The input to "Twitter Analytics" comes from the Twitter Streaming API. Spout will use the Twitter Streaming API to read the user's tweets and output them as a stream of tuples. A single tuple from the spout will have the twitter username and a single tweet as comma separated values. The steam of this tuple will then be forwarded to Bolt, and Bolt splits the tweet into individual words, counts the word count, and saves the information to the configured data source. Now we can easily get the results by querying the data source.
Topology
Spouts and Bolts are connected together to form a topology. Real-time application logic is specified in the Storm topology. Simply put, a topology is a directed graph where vertices are computations and edges are data flows.
Simple topology starts with spouts. Spouts emit data to one or more Bolts.
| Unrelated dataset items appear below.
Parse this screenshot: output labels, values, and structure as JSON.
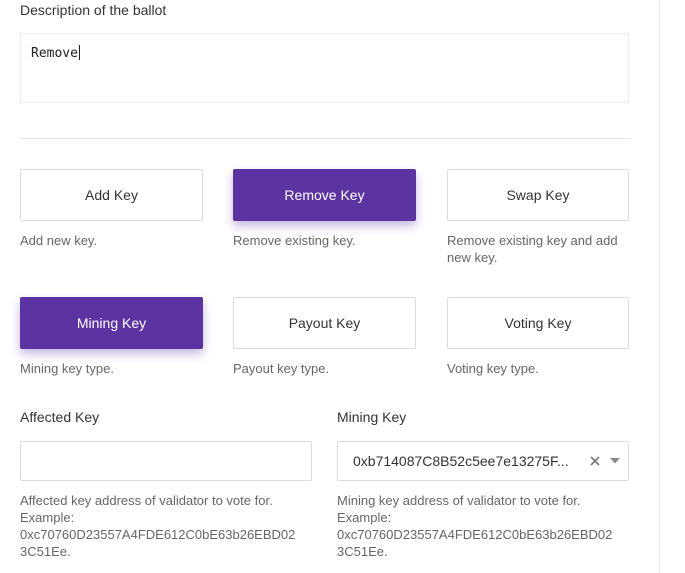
{
  "description": {
    "label": "Description of the ballot",
    "value": "Remove"
  },
  "ballot_types": [
    {
      "label": "Add Key",
      "hint": "Add new key.",
      "active": false
    },
    {
      "label": "Remove Key",
      "hint": "Remove existing key.",
      "active": true
    },
    {
      "label": "Swap Key",
      "hint_line1": "Remove existing key and add",
      "hint_line2": "new key.",
      "active": false
    }
  ],
  "key_types": [
    {
      "label": "Mining Key",
      "hint": "Mining key type.",
      "active": true
    },
    {
      "label": "Payout Key",
      "hint": "Payout key type.",
      "active": false
    },
    {
      "label": "Voting Key",
      "hint": "Voting key type.",
      "active": false
    }
  ],
  "affected_key": {
    "label": "Affected Key",
    "value": "",
    "hint_line1": "Affected key address of validator to vote for.",
    "hint_line2": "Example:",
    "hint_line3": "0xc70760D23557A4FDE612C0bE63b26EBD02",
    "hint_line4": "3C51Ee."
  },
  "mining_key": {
    "label": "Mining Key",
    "value": "0xb714087C8B52c5ee7e13275F...",
    "hint_line1": "Mining key address of validator to vote for.",
    "hint_line2": "Example:",
    "hint_line3": "0xc70760D23557A4FDE612C0bE63b26EBD02",
    "hint_line4": "3C51Ee."
  },
  "colors": {
    "accent": "#5c34a2",
    "border": "#dcdcdc",
    "hint_text": "#666666"
  },
  "icons": {
    "clear": "close-icon",
    "dropdown": "chevron-down-icon"
  }
}
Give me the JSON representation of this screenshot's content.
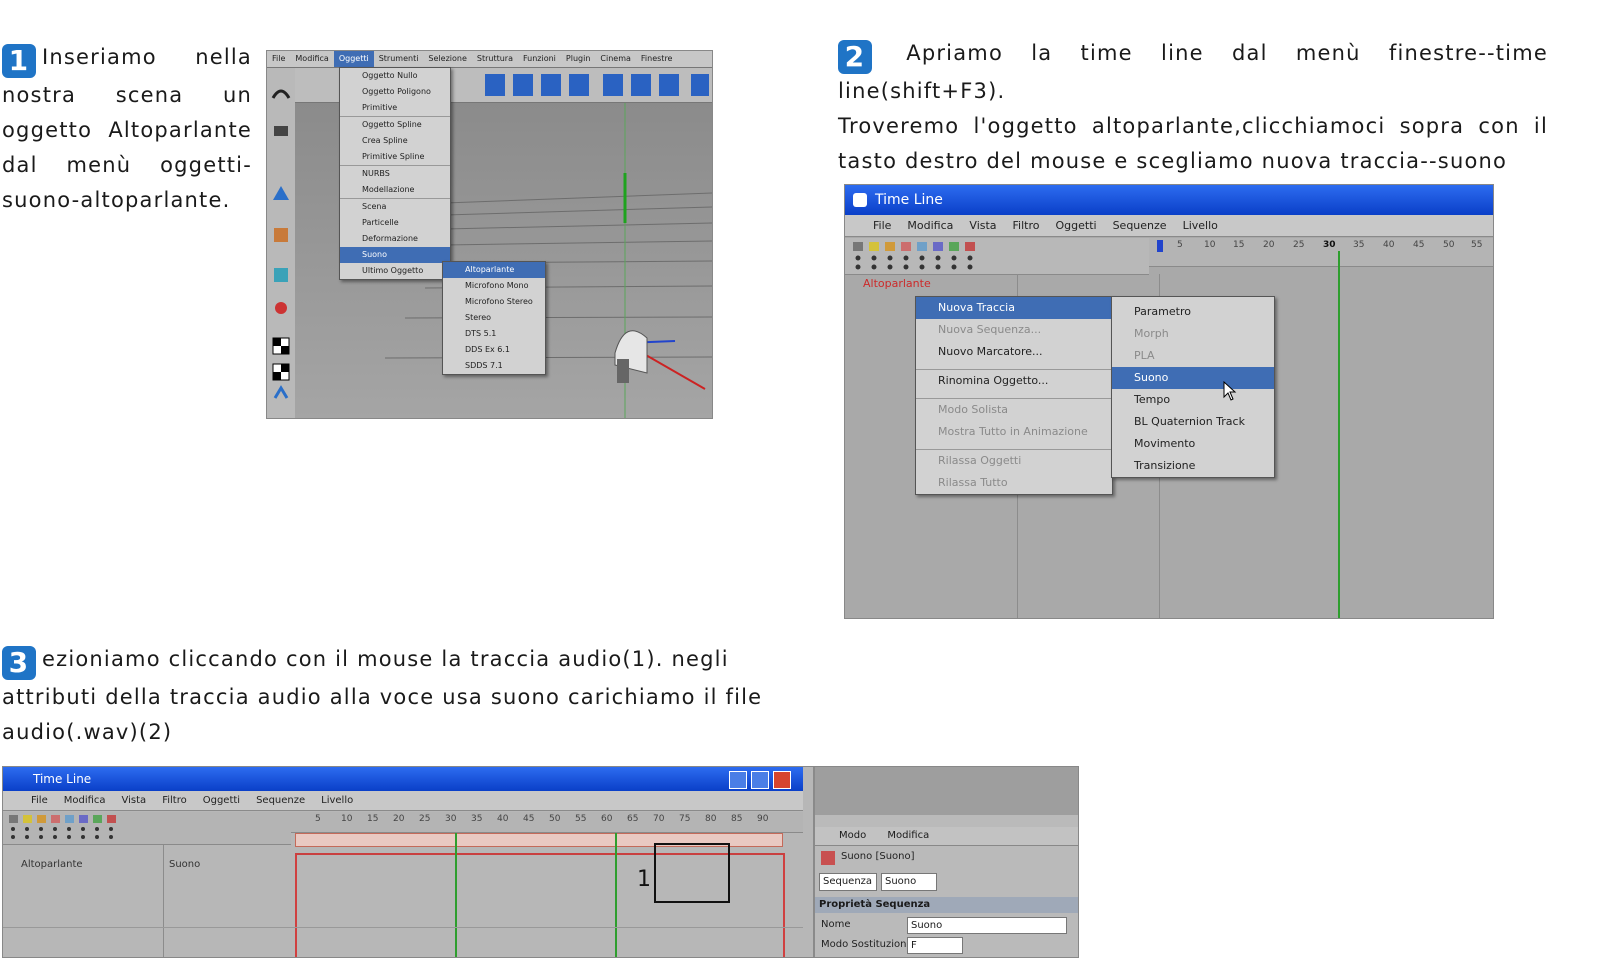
{
  "step1": {
    "number": "1",
    "text": "Inseriamo nella nostra scena un oggetto Altoparlante dal menù oggetti-suono-altoparlante."
  },
  "step2": {
    "number": "2",
    "text_line1": "Apriamo la time line dal menù finestre--time line(shift+F3).",
    "text_line2": "Troveremo l'oggetto altoparlante,clicchiamoci sopra con il tasto destro del mouse e scegliamo nuova traccia--suono"
  },
  "step3": {
    "number": "3",
    "text": "ezioniamo cliccando con il mouse la traccia audio(1). negli attributi della traccia audio alla voce usa suono carichiamo il file audio(.wav)(2)"
  },
  "screenshot1": {
    "menubar": [
      "File",
      "Modifica",
      "Oggetti",
      "Strumenti",
      "Selezione",
      "Struttura",
      "Funzioni",
      "Plugin",
      "Cinema",
      "Finestre"
    ],
    "menu_items": [
      "Oggetto Nullo",
      "Oggetto Poligono",
      "Primitive",
      "Oggetto Spline",
      "Crea Spline",
      "Primitive Spline",
      "NURBS",
      "Modellazione",
      "Scena",
      "Particelle",
      "Deformazione",
      "Suono",
      "Ultimo Oggetto"
    ],
    "submenu_items": [
      "Altoparlante",
      "Microfono Mono",
      "Microfono Stereo",
      "Stereo",
      "DTS 5.1",
      "DDS Ex 6.1",
      "SDDS 7.1"
    ]
  },
  "screenshot2": {
    "title": "Time Line",
    "menubar": [
      "File",
      "Modifica",
      "Vista",
      "Filtro",
      "Oggetti",
      "Sequenze",
      "Livello"
    ],
    "ruler_ticks": [
      "5",
      "10",
      "15",
      "20",
      "25",
      "30",
      "35",
      "40",
      "45",
      "50",
      "55"
    ],
    "object_label": "Altoparlante",
    "context_menu": [
      "Nuova Traccia",
      "Nuova Sequenza...",
      "Nuovo Marcatore...",
      "Rinomina Oggetto...",
      "Modo Solista",
      "Mostra Tutto in Animazione",
      "Rilassa Oggetti",
      "Rilassa Tutto"
    ],
    "submenu": [
      "Parametro",
      "Morph",
      "PLA",
      "Suono",
      "Tempo",
      "BL Quaternion Track",
      "Movimento",
      "Transizione"
    ]
  },
  "screenshot3": {
    "title": "Time Line",
    "menubar": [
      "File",
      "Modifica",
      "Vista",
      "Filtro",
      "Oggetti",
      "Sequenze",
      "Livello"
    ],
    "ruler_ticks": [
      "5",
      "10",
      "15",
      "20",
      "25",
      "30",
      "35",
      "40",
      "45",
      "50",
      "55",
      "60",
      "65",
      "70",
      "75",
      "80",
      "85",
      "90"
    ],
    "object_label": "Altoparlante",
    "track_label": "Suono",
    "callout_number": "1",
    "attr_menubar": [
      "Modo",
      "Modifica"
    ],
    "attr_title": "Suono [Suono]",
    "attr_tabs": [
      "Sequenza",
      "Suono"
    ],
    "section_header": "Proprietà Sequenza",
    "field_name_label": "Nome",
    "field_name_value": "Suono",
    "field_mode_label": "Modo Sostituzione",
    "field_mode_value": "F"
  }
}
Bolts represent nodes in the topology with minimal processing logic, and the output of a Bolt can be emitted to another Bolt as input.
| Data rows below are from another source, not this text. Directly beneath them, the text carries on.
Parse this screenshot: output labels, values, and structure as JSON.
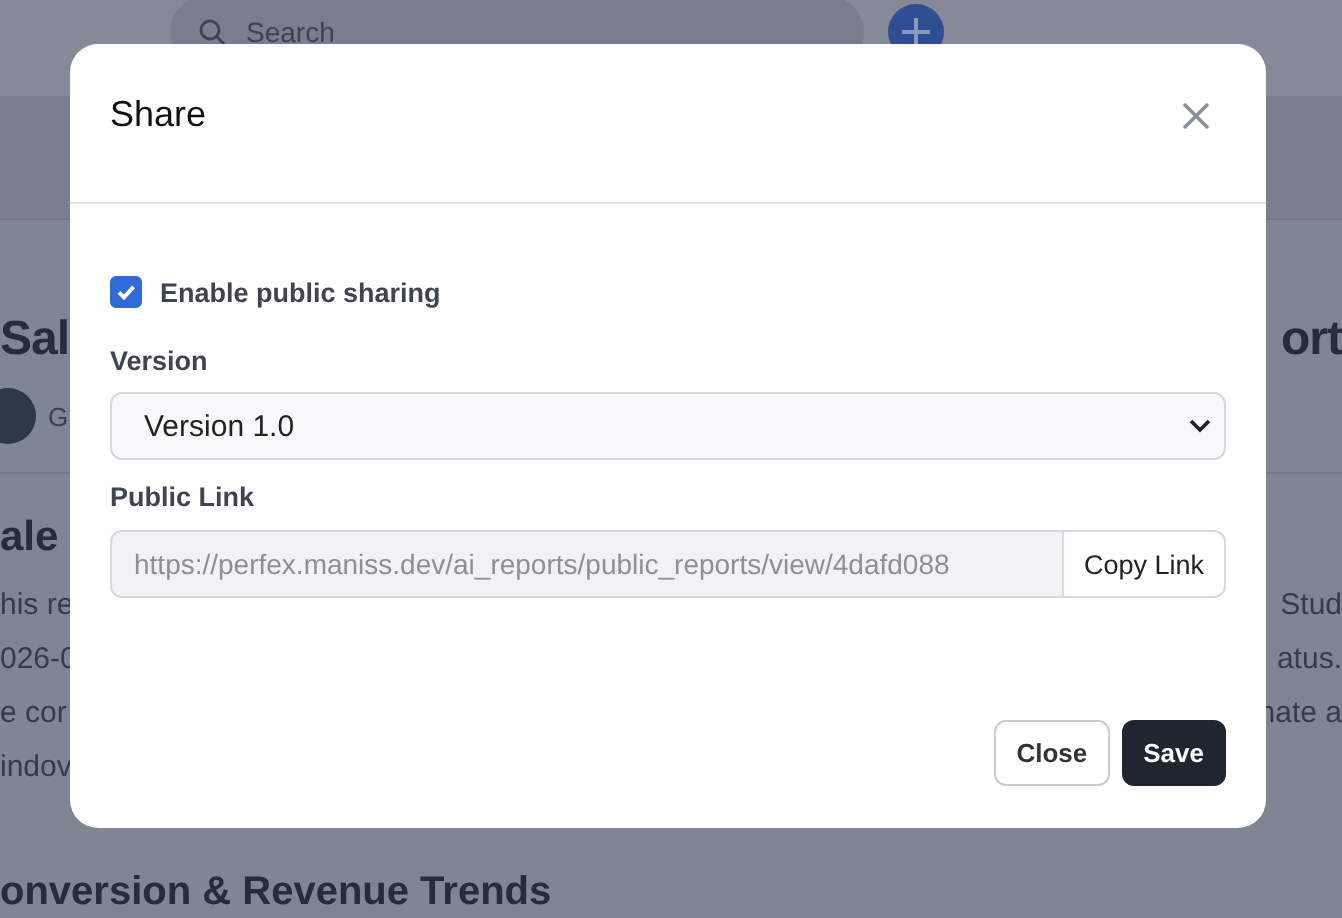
{
  "header": {
    "search": {
      "placeholder": "Search"
    }
  },
  "page": {
    "title": {
      "left": "Sal",
      "right": "ort"
    },
    "author": {
      "initial": "G"
    },
    "section_heading": "ale",
    "paragraph_lines": [
      {
        "left": "his re",
        "right": "Stud"
      },
      {
        "left": "026-0",
        "right": "atus."
      },
      {
        "left": "e cor",
        "right": "nate a"
      },
      {
        "left": "indov"
      }
    ],
    "next_heading": "onversion & Revenue Trends"
  },
  "dialog": {
    "title": "Share",
    "sharing": {
      "label": "Enable public sharing",
      "checked": true
    },
    "version": {
      "label": "Version",
      "value": "Version 1.0"
    },
    "public_link": {
      "label": "Public Link",
      "value": "https://perfex.maniss.dev/ai_reports/public_reports/view/4dafd088",
      "button": "Copy Link"
    },
    "buttons": [
      {
        "label": "Close",
        "kind": "secondary"
      },
      {
        "label": "Save",
        "kind": "primary"
      }
    ]
  }
}
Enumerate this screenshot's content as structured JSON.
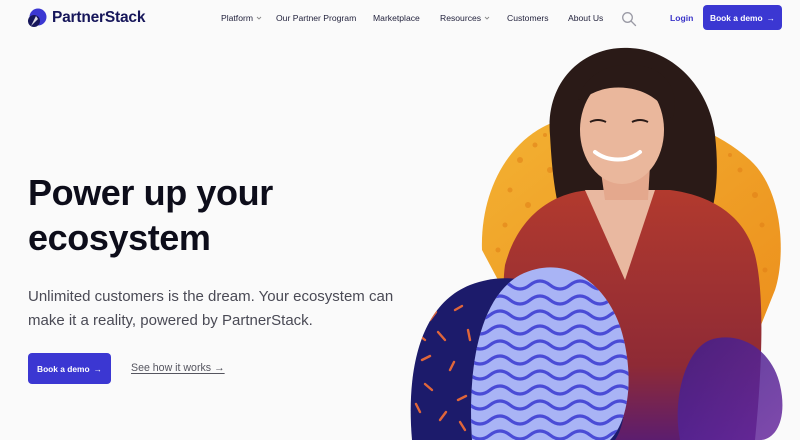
{
  "brand": {
    "name": "PartnerStack"
  },
  "nav": {
    "items": [
      {
        "label": "Platform",
        "has_dropdown": true
      },
      {
        "label": "Our Partner Program",
        "has_dropdown": false
      },
      {
        "label": "Marketplace",
        "has_dropdown": false
      },
      {
        "label": "Resources",
        "has_dropdown": true
      },
      {
        "label": "Customers",
        "has_dropdown": false
      },
      {
        "label": "About Us",
        "has_dropdown": false
      }
    ],
    "search_icon": "search-icon",
    "login_label": "Login",
    "cta_label": "Book a demo",
    "cta_arrow": "→"
  },
  "hero": {
    "headline_line1": "Power up your",
    "headline_line2": "ecosystem",
    "subheadline": "Unlimited customers is the dream. Your ecosystem can make it a reality, powered by PartnerStack.",
    "primary_cta": "Book a demo",
    "primary_cta_arrow": "→",
    "secondary_cta": "See how it works →"
  },
  "colors": {
    "brand_primary": "#3b37d2",
    "brand_navy": "#16165a",
    "blob_orange": "#f0a322",
    "blob_navy": "#1c1b6b",
    "wave_lavender": "#a9b4f5",
    "shirt_red": "#a8322a"
  }
}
Storm keeps the topology running until you terminate it. The main job of Apache Storm is to run topologies, and to run any number of topologies at a given time.
Quest
Now you have a basic idea about Spouts and Bolts. They are the smallest logical unit of the topology, and the topology is built using a single Spout and Bolt array. They should be executed correctly in a specific order for the topology to run successfully. Each spout and bolt executed by Storm is called a "task". Simply put, a task is the execution of Spouts or Bolts. Each spout and bolt can have multiple instances running in multiple separate threads at a given time.
Processes
The topology runs in a distributed fashion on multiple worker nodes. Storm distributes tasks evenly across all worker nodes. The role of a worker node is to listen for jobs and start or stop processes when new jobs arrive.
Stream grouping
Data flows from Spouts to Bolts, or from one Bolts to another Bolts. Flow grouping controls how tuples are routed in the topology and helps us understand the flow of tuples in the topology. There are four built-in groupings, described below.
Random Grouping
In random grouping, an equal number of tuples are randomly distributed among all workers executing Bolts. The diagram below depicts the structure.

Field grouping
Fields with the same value in a tuple are grouped together, and the remaining tuples are saved externally. Tuples with the same field values are then sent forward to the same process executing Bolts. For example, if the stream is grouped by the field "word", tuples with the same string "Hello" will be moved to the same worker. The following diagram shows how field grouping works.

Global Grouping
All streams can be grouped and forwarded to one Bolts. This grouping sends tuples generated by all instances of the source to a single target instance (specifically, the worker with the lowest ID is selected).

All Grouping
All Grouping sends a single copy of each tuple to all instances of receiving Bolts. This grouping is used to send signals to Bolts. All groupings are useful for join operations.